Member of the Second Confederate Congress from Prince George, Virginia
- In office March 1864 – May 1865
- Preceded by: Charles Fenton Collier
- Succeeded by: position abolished

Judge of the Virginia Circuit Court in Brunswick County, Virginia
- In office 1858–1863

Personal details
- Born: 9 December 1808 Brunswick County, Virginia, US
- Died: 12 December 1868 (aged 60) Savannah, Georgia, US
- Resting place: Blandford Cemetery, Petersburg, Virginia, US
- Spouse: Cary Ann Gholson
- Occupation: Lawyer, politician, judge

= Thomas Saunders Gholson =

American judge (1808–1868)

Thomas Saunders Gholson (9 December 1808 – 12 December 1868) was a Virginia lawyer, judge and Confederate politician.

==Early and family life==
He was born on 9 December 1808, in Gholsonville, Virginia, to Major William Gholson and Mary Saunders, and was the younger brother of James Gholson. Their uncle was Thomas Gholson Jr. He graduated from the University of Virginia in 1827.

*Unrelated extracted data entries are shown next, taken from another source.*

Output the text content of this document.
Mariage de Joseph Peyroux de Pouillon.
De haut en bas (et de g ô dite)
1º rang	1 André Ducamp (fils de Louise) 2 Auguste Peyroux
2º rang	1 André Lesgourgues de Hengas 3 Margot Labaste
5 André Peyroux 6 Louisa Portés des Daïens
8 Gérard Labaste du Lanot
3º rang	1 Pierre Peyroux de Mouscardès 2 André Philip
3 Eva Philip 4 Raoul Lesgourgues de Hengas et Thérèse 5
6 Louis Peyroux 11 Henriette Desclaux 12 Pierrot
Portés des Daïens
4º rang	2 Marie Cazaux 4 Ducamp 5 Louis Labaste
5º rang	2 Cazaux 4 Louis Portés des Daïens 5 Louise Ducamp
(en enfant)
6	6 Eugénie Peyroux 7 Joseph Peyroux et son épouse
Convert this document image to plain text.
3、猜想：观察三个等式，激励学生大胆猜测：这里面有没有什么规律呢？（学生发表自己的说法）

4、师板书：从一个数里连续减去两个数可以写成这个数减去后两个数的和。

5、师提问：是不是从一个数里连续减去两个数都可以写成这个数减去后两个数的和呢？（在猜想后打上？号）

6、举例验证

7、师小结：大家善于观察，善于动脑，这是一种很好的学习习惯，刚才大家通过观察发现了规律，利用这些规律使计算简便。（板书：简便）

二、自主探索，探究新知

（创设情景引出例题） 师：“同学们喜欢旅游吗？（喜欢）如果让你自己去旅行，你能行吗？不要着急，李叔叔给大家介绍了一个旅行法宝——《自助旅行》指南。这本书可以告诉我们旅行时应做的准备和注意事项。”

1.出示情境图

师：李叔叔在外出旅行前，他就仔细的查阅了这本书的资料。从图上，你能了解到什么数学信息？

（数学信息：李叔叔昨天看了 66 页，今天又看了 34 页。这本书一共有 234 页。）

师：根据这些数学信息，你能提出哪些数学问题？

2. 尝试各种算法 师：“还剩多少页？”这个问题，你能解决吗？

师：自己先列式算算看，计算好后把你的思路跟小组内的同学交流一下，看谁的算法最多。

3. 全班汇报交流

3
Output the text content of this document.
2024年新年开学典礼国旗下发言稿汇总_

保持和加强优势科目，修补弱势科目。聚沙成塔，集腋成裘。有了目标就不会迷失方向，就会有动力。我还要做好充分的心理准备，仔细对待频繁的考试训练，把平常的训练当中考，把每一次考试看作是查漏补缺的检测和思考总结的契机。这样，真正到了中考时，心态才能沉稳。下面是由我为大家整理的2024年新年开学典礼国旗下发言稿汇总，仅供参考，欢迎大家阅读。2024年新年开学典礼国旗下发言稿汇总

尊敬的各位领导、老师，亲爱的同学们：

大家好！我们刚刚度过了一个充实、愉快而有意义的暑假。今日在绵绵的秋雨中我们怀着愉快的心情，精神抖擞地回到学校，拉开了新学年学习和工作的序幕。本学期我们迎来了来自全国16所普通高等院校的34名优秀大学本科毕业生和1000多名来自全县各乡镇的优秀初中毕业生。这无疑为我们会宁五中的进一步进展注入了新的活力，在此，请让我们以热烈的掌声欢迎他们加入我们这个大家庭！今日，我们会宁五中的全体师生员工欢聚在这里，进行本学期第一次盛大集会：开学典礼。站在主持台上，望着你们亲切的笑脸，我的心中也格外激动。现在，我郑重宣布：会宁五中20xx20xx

On May 14, 1829, Thomas Gholson married his cousin, the congressman's daughter Cary Ann Gholson, and they had two daughters and a son.

==Career==
After reading law and being admitted to the Virginia bar, around 1836, Thomas Gholson also invested in the Brunswick Land Company, as did his elder and politically active brother and several other prominent local men (including Rev. Richard Kidder Meade). Each bought $1000 shares of the company, which bought, traded and speculated in lands in Texas. In 1847, the Virginia House of Delegates received a complaint against his brother Judge James H. Gholson, alleging favoritism towards Thomas Gholson, among others. When the complainant, R. H. Collier, who had also publicly assaulted one of the Gholsons, refused to testify under oath before the appointed committee, the legislative investigation was dropped, but his brother died the following year. Thomas Gholson was a legal and possibly legislative mentor to Hugh White Sheffey who served in the legislature and also became Speaker of the Virginia House of Delegates during the American Civil War, and later a judge.

Around 1850, after his brother's death, Thomas moved his family to Blandford, which is closer to (and now part of) Petersburg. Although owning only $7500 in property in 1850 (shortly after his brother's death), by 1860 Thomas Saunders Gholson owned $100,000 in real estate and $120,000 in personal property. Petersburg became a railroad hub in this era; Judge Gholson was president of several railroads, and also worked to support a public library in Petersburg.

Virginia's legislators confirmed Thomas Gholson as a state court judge, and he served from 1859 to 1863, when he resigned to serve in the House of Representatives of the Second Confederate Congress. He defeated Petersburg lawyer Charles Fenton Collier (son of Robert Ruffin Collier, possibly the complainant years earlier) and represented Prince George County, Virginia(which adjoins Petersburg) as well as nearby Nottaway, Amelia, Powhatan and Cumberland Counties from 1864 until the war's end in 1865. On February 1, 1865, Gholson delivered a speech concerning the possibility of using Negro troops, which was published. Thomas Gholson received a pardon from President Andrew Johnson on September 6, 1865.

==Death and legacy==
Gholson died on 12 December 1868, in Savannah, Georgia, and his remains were returned to Virginia for burial at Blandford Cemetery.